Bonnie's father always had a wad of chaw in his mouth. It was still difficult to reconcile that the intimidating man had been taken so quickly. Then again, Rohn knew firsthand the quick devastation cancer could wreak.
“So anyway, I'm here to take care of things.” She drew in a big breath and blew it out, sounding weary. Looking that way, too, now that he took a second glance and noticed the dark shadows beneath her eyes.
“What are you planning on doing with the old place?”
She let out a snort. “Good question.”
“You don't know?” he asked.
From what Rohn remembered, it was a decent piece of land, even if the lower field had been sold. If memory served, her father had put in a good-sized crop of wheat in the field behind the house.
“No. Not really.”
They'd been holding this conversation while standing in the doorway. As a man pulled into the lot, parked, and came toward the door, Rohn moved to the side, out from the shade of the awning and into the heat of the sun. Bonnie followed him.
“Are you in a position to keep the property?” The thought of Bonnie moving back to town woke an interest inside Rohn he'd long since buried. Maybe the first love a man had never completely left him.
“And run it by myself?” Her brows rose high before she shook her head. “No. But I'm not sure now is the right time to sell. The economy sucks and the real estate market's so depressed. I can't imagine farmland is all that valuable at the moment.”
“You could maybe try finding a renter. Someone who's interested in farming but doesn't want to take on a mortgage right now. Or rent the house separately and then find a local farmer looking to expand his crop beyond his own acreage.”
“I guess. You interested?” She asked it with a smile and he could tell she was only half-joking.
“I wish I could say I was, but wheat isn't my choice of crop. I got cattle at my place and I've got my own hayfields. The extra bales I need to get through the winter I buy from my neighbor.”
“Know anybody who might be interested? I've been gone so long, I feel like I'm a stranger around here.”

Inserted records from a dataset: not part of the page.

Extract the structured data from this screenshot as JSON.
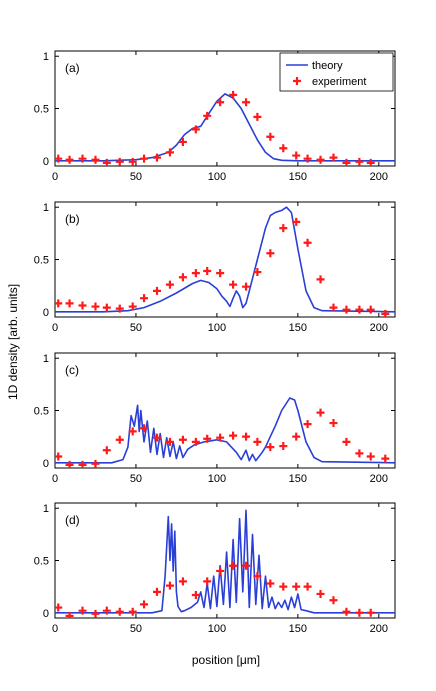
{
  "figure": {
    "ylabel": "1D density [arb. units]",
    "xlabel": "position [μm]"
  },
  "legend": {
    "placement": "top-right",
    "theory_label": "theory",
    "experiment_label": "experiment"
  },
  "colors": {
    "theory": "#2a3fd6",
    "experiment": "#ff1a1a"
  },
  "chart_data": [
    {
      "type": "line",
      "panel": "(a)",
      "xlim": [
        0,
        210
      ],
      "ylim": [
        -0.05,
        1.05
      ],
      "xticks": [
        0,
        50,
        100,
        150,
        200
      ],
      "yticks": [
        {
          "v": 0,
          "t": "0"
        },
        {
          "v": 0.5,
          "t": "0.5"
        },
        {
          "v": 1,
          "t": "1"
        }
      ],
      "legend": true,
      "series": [
        {
          "name": "theory",
          "kind": "line",
          "x": [
            0,
            30,
            50,
            60,
            70,
            75,
            80,
            85,
            90,
            95,
            100,
            105,
            110,
            115,
            120,
            125,
            130,
            135,
            140,
            150,
            210
          ],
          "y": [
            0,
            0,
            0.01,
            0.03,
            0.08,
            0.15,
            0.25,
            0.31,
            0.33,
            0.45,
            0.57,
            0.64,
            0.6,
            0.5,
            0.35,
            0.2,
            0.08,
            0.02,
            0.005,
            0,
            0
          ]
        },
        {
          "name": "experiment",
          "kind": "marker",
          "x": [
            2,
            9,
            17,
            25,
            32,
            40,
            48,
            55,
            63,
            71,
            79,
            87,
            94,
            102,
            110,
            118,
            125,
            133,
            141,
            149,
            156,
            164,
            172,
            180,
            188,
            195
          ],
          "y": [
            0.02,
            0.01,
            0.02,
            0.01,
            -0.02,
            -0.01,
            -0.01,
            0.02,
            0.03,
            0.08,
            0.18,
            0.3,
            0.43,
            0.56,
            0.63,
            0.56,
            0.42,
            0.23,
            0.12,
            0.05,
            0.02,
            0.01,
            0.03,
            -0.02,
            -0.01,
            -0.02
          ]
        }
      ]
    },
    {
      "type": "line",
      "panel": "(b)",
      "xlim": [
        0,
        210
      ],
      "ylim": [
        -0.05,
        1.05
      ],
      "xticks": [
        0,
        50,
        100,
        150,
        200
      ],
      "yticks": [
        {
          "v": 0,
          "t": "0"
        },
        {
          "v": 0.5,
          "t": "0.5"
        },
        {
          "v": 1,
          "t": "1"
        }
      ],
      "legend": false,
      "series": [
        {
          "name": "theory",
          "kind": "line",
          "x": [
            0,
            30,
            45,
            55,
            65,
            75,
            85,
            90,
            95,
            100,
            103,
            106,
            108,
            110,
            112,
            114,
            116,
            118,
            120,
            125,
            130,
            133,
            136,
            140,
            143,
            146,
            150,
            155,
            160,
            165,
            210
          ],
          "y": [
            0,
            0,
            0.01,
            0.04,
            0.1,
            0.18,
            0.27,
            0.3,
            0.28,
            0.22,
            0.15,
            0.1,
            0.05,
            0.13,
            0.2,
            0.15,
            0.04,
            0.08,
            0.2,
            0.5,
            0.8,
            0.92,
            0.95,
            0.97,
            1.0,
            0.95,
            0.6,
            0.2,
            0.04,
            0.01,
            0
          ]
        },
        {
          "name": "experiment",
          "kind": "marker",
          "x": [
            2,
            9,
            17,
            25,
            32,
            40,
            48,
            55,
            63,
            71,
            79,
            87,
            94,
            102,
            110,
            118,
            125,
            133,
            141,
            149,
            156,
            164,
            172,
            180,
            188,
            195,
            204
          ],
          "y": [
            0.08,
            0.08,
            0.06,
            0.05,
            0.04,
            0.03,
            0.05,
            0.13,
            0.2,
            0.26,
            0.33,
            0.37,
            0.39,
            0.37,
            0.26,
            0.24,
            0.38,
            0.56,
            0.8,
            0.86,
            0.66,
            0.31,
            0.04,
            0.02,
            0.02,
            0.02,
            -0.02
          ]
        }
      ]
    },
    {
      "type": "line",
      "panel": "(c)",
      "xlim": [
        0,
        210
      ],
      "ylim": [
        -0.05,
        1.05
      ],
      "xticks": [
        0,
        50,
        100,
        150,
        200
      ],
      "yticks": [
        {
          "v": 0,
          "t": "0"
        },
        {
          "v": 0.5,
          "t": "0.5"
        },
        {
          "v": 1,
          "t": "1"
        }
      ],
      "legend": false,
      "series": [
        {
          "name": "theory",
          "kind": "line",
          "x": [
            0,
            35,
            42,
            45,
            47,
            49,
            51,
            52,
            53,
            55,
            57,
            59,
            61,
            63,
            65,
            67,
            69,
            71,
            73,
            75,
            77,
            79,
            82,
            86,
            92,
            100,
            106,
            112,
            115,
            118,
            120,
            122,
            124,
            126,
            128,
            130,
            133,
            136,
            140,
            145,
            148,
            150,
            155,
            160,
            165,
            210
          ],
          "y": [
            0,
            0,
            0.03,
            0.15,
            0.45,
            0.35,
            0.55,
            0.3,
            0.5,
            0.2,
            0.4,
            0.1,
            0.33,
            0.08,
            0.28,
            0.05,
            0.24,
            0.06,
            0.2,
            0.04,
            0.16,
            0.05,
            0.13,
            0.17,
            0.2,
            0.22,
            0.2,
            0.1,
            0.03,
            0.12,
            0.02,
            0.08,
            0.02,
            0.06,
            0.1,
            0.15,
            0.25,
            0.35,
            0.5,
            0.62,
            0.6,
            0.5,
            0.2,
            0.05,
            0.01,
            0
          ]
        },
        {
          "name": "experiment",
          "kind": "marker",
          "x": [
            2,
            9,
            17,
            25,
            32,
            40,
            48,
            55,
            63,
            71,
            79,
            87,
            94,
            102,
            110,
            118,
            125,
            133,
            141,
            149,
            156,
            164,
            172,
            180,
            188,
            195,
            204
          ],
          "y": [
            0.06,
            -0.02,
            -0.02,
            -0.01,
            0.12,
            0.22,
            0.3,
            0.33,
            0.24,
            0.2,
            0.22,
            0.2,
            0.23,
            0.24,
            0.26,
            0.25,
            0.2,
            0.15,
            0.16,
            0.25,
            0.37,
            0.48,
            0.38,
            0.2,
            0.09,
            0.06,
            0.04
          ]
        }
      ]
    },
    {
      "type": "line",
      "panel": "(d)",
      "xlim": [
        0,
        210
      ],
      "ylim": [
        -0.05,
        1.05
      ],
      "xticks": [
        0,
        50,
        100,
        150,
        200
      ],
      "yticks": [
        {
          "v": 0,
          "t": "0"
        },
        {
          "v": 0.5,
          "t": "0.5"
        },
        {
          "v": 1,
          "t": "1"
        }
      ],
      "legend": false,
      "series": [
        {
          "name": "theory",
          "kind": "line",
          "x": [
            0,
            60,
            66,
            68,
            70,
            71,
            72,
            73,
            74,
            75,
            76,
            78,
            80,
            84,
            88,
            90,
            92,
            94,
            96,
            98,
            100,
            102,
            104,
            106,
            108,
            110,
            112,
            114,
            116,
            118,
            120,
            122,
            124,
            126,
            128,
            130,
            132,
            134,
            136,
            138,
            140,
            142,
            144,
            146,
            148,
            150,
            152,
            155,
            160,
            210
          ],
          "y": [
            0,
            0,
            0.02,
            0.35,
            0.92,
            0.5,
            0.85,
            0.4,
            0.78,
            0.2,
            0.06,
            0.01,
            0.02,
            0.05,
            0.1,
            0.2,
            0.05,
            0.28,
            0.04,
            0.35,
            0.06,
            0.45,
            0.08,
            0.58,
            0.05,
            0.7,
            0.1,
            0.9,
            0.2,
            0.98,
            0.05,
            0.75,
            0.08,
            0.55,
            0.04,
            0.35,
            0.05,
            0.15,
            0.04,
            0.1,
            0.05,
            0.12,
            0.03,
            0.15,
            0.05,
            0.18,
            0.03,
            0.02,
            0,
            0
          ]
        },
        {
          "name": "experiment",
          "kind": "marker",
          "x": [
            2,
            9,
            17,
            25,
            32,
            40,
            48,
            55,
            63,
            71,
            79,
            87,
            94,
            102,
            110,
            118,
            125,
            133,
            141,
            149,
            156,
            164,
            172,
            180,
            188,
            195
          ],
          "y": [
            0.05,
            -0.03,
            0.02,
            -0.01,
            0.02,
            0.01,
            0.01,
            0.08,
            0.2,
            0.26,
            0.3,
            0.17,
            0.3,
            0.4,
            0.45,
            0.45,
            0.35,
            0.28,
            0.25,
            0.25,
            0.25,
            0.18,
            0.12,
            0.01,
            0.0,
            0.0
          ]
        }
      ]
    }
  ]
}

It had been a long time. “Plenty has changed. Then again, there's plenty that's stayed the same. But if you're thinking about looking for a renter, I guess the best thing to do is put an ad in the paper.”
“That's a good idea. Thank you.” She eyed him, those blue pools finally focusing on him from beneath her blond lashes. “Everything else seems to have changed, but not you. You still look just like you did back in high school.”
“Do I?” He laughed. “Then that brings to light one more change right there—that you need glasses.” Rohn grinned as she rolled her eyes at his teasing.